Nova York, Estados Unidos, 29/6/2011 – O Tribunal Penal Internacional (TPI), com sede em Haia, dependerá da cooperação de governos para deter e julgar o líder líbio Muamar Gadafi, pois não tem ferramentas próprias para fazê-lo. A corte emitiu ordens de detenção contra Gadafi, seu filho Seif al Islam al Gadafi, e seu chefe de Inteligência, Abdullah al Senussi, acusados de crimes contra a humanidade.

O TPI citou evidência de assassinatos e perseguições ocorridas entre 15 e 28 de fevereiro, durante os primeiros protestos populares contra o regime de Gadafi. O Conselho de Segurança da Organização das Nações Unidas (ONU) aprovou, no final daquele mês, uma resolução que enviou o caso da Líbia ao TPI, e pediu às autoridades de Trípoli que “cooperassem plenamente” com o Tribunal.

Em 16 de maio, duas semanas após a abertura de uma investigação sobre a situação na Líbia, o promotor-chefe do TPI, Luis Moreno-Ocampo, pediu que fossem emitidas ordens de prisão. Embora a Líbia não seja um dos 116 países que reconhece a corte (Tunísia, o mais recente, aderiu há dois dias), o Tribunal tem jurisdição sobre crimes de guerra, contra a humanidade e genocídio nesse país do Norte africano pelo fato de o caso ter sido remetido pelo Conselho de Segurança da ONU.

Entretanto, o TPI não tem capacidade de prender os acusados. Esta responsabilidade é dos países e de seus governos. A organização internacional Human Rights Watch (HRW), com sede em Nova York, elogiou as ordens de prisão, e disse que são um sinal de que “a lei pode alcançar inclusive os que se consideram acima dela”. Porém, especialistas reconhecem as dificuldades para enviar Gadafi e os seus à justiça.

A dependência do TPI dos governos para realizar prisões supõe um grande obstáculo, especialmente quando as autoridades dos Estados podem ser também cúmplices dos crimes investigados.
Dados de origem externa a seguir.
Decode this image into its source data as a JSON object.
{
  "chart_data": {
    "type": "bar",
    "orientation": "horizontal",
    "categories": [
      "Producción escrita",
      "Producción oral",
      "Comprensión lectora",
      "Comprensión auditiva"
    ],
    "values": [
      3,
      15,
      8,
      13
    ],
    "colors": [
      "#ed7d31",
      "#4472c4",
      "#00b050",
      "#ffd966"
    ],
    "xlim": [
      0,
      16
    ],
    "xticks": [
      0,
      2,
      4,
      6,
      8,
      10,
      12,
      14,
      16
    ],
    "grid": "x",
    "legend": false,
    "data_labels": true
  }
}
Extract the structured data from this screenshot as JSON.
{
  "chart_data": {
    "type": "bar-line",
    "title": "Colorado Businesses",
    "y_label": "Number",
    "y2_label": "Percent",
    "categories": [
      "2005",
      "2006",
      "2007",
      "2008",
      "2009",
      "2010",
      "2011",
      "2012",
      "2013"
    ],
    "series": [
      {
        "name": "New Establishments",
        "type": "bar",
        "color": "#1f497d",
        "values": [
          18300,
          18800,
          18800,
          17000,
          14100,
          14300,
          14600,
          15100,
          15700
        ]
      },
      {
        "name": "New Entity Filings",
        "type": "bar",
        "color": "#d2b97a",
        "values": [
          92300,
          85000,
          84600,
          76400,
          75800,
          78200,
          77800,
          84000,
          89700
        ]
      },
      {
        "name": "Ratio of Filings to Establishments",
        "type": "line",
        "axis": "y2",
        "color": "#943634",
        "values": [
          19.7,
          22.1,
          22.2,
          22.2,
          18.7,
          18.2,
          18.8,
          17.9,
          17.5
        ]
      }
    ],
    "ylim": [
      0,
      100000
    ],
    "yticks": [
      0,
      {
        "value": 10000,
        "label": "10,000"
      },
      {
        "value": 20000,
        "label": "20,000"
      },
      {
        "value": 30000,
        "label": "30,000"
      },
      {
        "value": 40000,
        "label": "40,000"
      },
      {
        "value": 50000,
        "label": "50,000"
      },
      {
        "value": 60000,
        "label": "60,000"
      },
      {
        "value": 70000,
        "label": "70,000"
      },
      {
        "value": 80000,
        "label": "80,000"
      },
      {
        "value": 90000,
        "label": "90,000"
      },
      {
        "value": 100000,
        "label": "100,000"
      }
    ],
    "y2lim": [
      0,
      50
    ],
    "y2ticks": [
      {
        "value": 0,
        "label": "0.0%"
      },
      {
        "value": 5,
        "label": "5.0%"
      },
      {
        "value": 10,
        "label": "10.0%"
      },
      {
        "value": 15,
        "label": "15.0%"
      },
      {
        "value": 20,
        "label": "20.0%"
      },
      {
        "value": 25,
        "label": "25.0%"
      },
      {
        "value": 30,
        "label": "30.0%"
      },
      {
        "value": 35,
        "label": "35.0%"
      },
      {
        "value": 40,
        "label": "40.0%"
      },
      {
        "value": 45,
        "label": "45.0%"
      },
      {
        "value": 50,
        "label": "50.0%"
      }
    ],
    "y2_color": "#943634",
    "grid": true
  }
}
Neste paradoxo “reside a debilidade” de muitos tribunais internacionais, disse Richard Dicker, diretor do programa de Justiça Internacional da HRW. “O caminho entre a ordem de prisão e a prisão em si pode ser longo”, afirmou à IPS.

Ninguém pode prever quando Gadafi, Sefi e Senussi serão presos, e a história tem antecedentes díspares. Acusado perante o Tribunal Penal Internacional para a ex-Iugoslávia, em 1995, por crimes de guerra, incluindo genocídio, o ex-general sérvio-bósnio Ratko Mladic foi preso somente no mês passado. Já a ordem de prisão contra Charles Taylor, ex-líder da Libéria, foi emitida em junho de 2003 e ele foi preso em março de 2006.

Embora às vezes lento, o sistema internacional de justiça é “extremamente efetivo” em colocar no banco dos réus responsáveis por crimes graves, disse à IPS o coordenador da Coalizão para o TPI, William Pace, que, entretanto, reconheceu que às vezes as prisões podem demorar. No final das contas, os resultados dependerão da cooperação dos funcionários que cercam Gadafi e de estes serem capazes de detê-lo e entregá-lo ao Tribunal.

Enquanto isso, o Conselho de Segurança da ONU se reuniu no dia 27, cem dias depois de começarem as operações da Organização do Tratado do Atlântico Norte (Otan) na Líbia. O subsecretário-geral das Nações Unidas para Assuntos Políticos, B. Lynn Pascoe, fez uma resenha aos delegados sobre a “frágil situação na região”. A Otan mantém seus ataques aéreos contra o reduto de Gadafi em Trípoli, e a cerca de 50 milhas dali prosseguem os combates, acrescentou.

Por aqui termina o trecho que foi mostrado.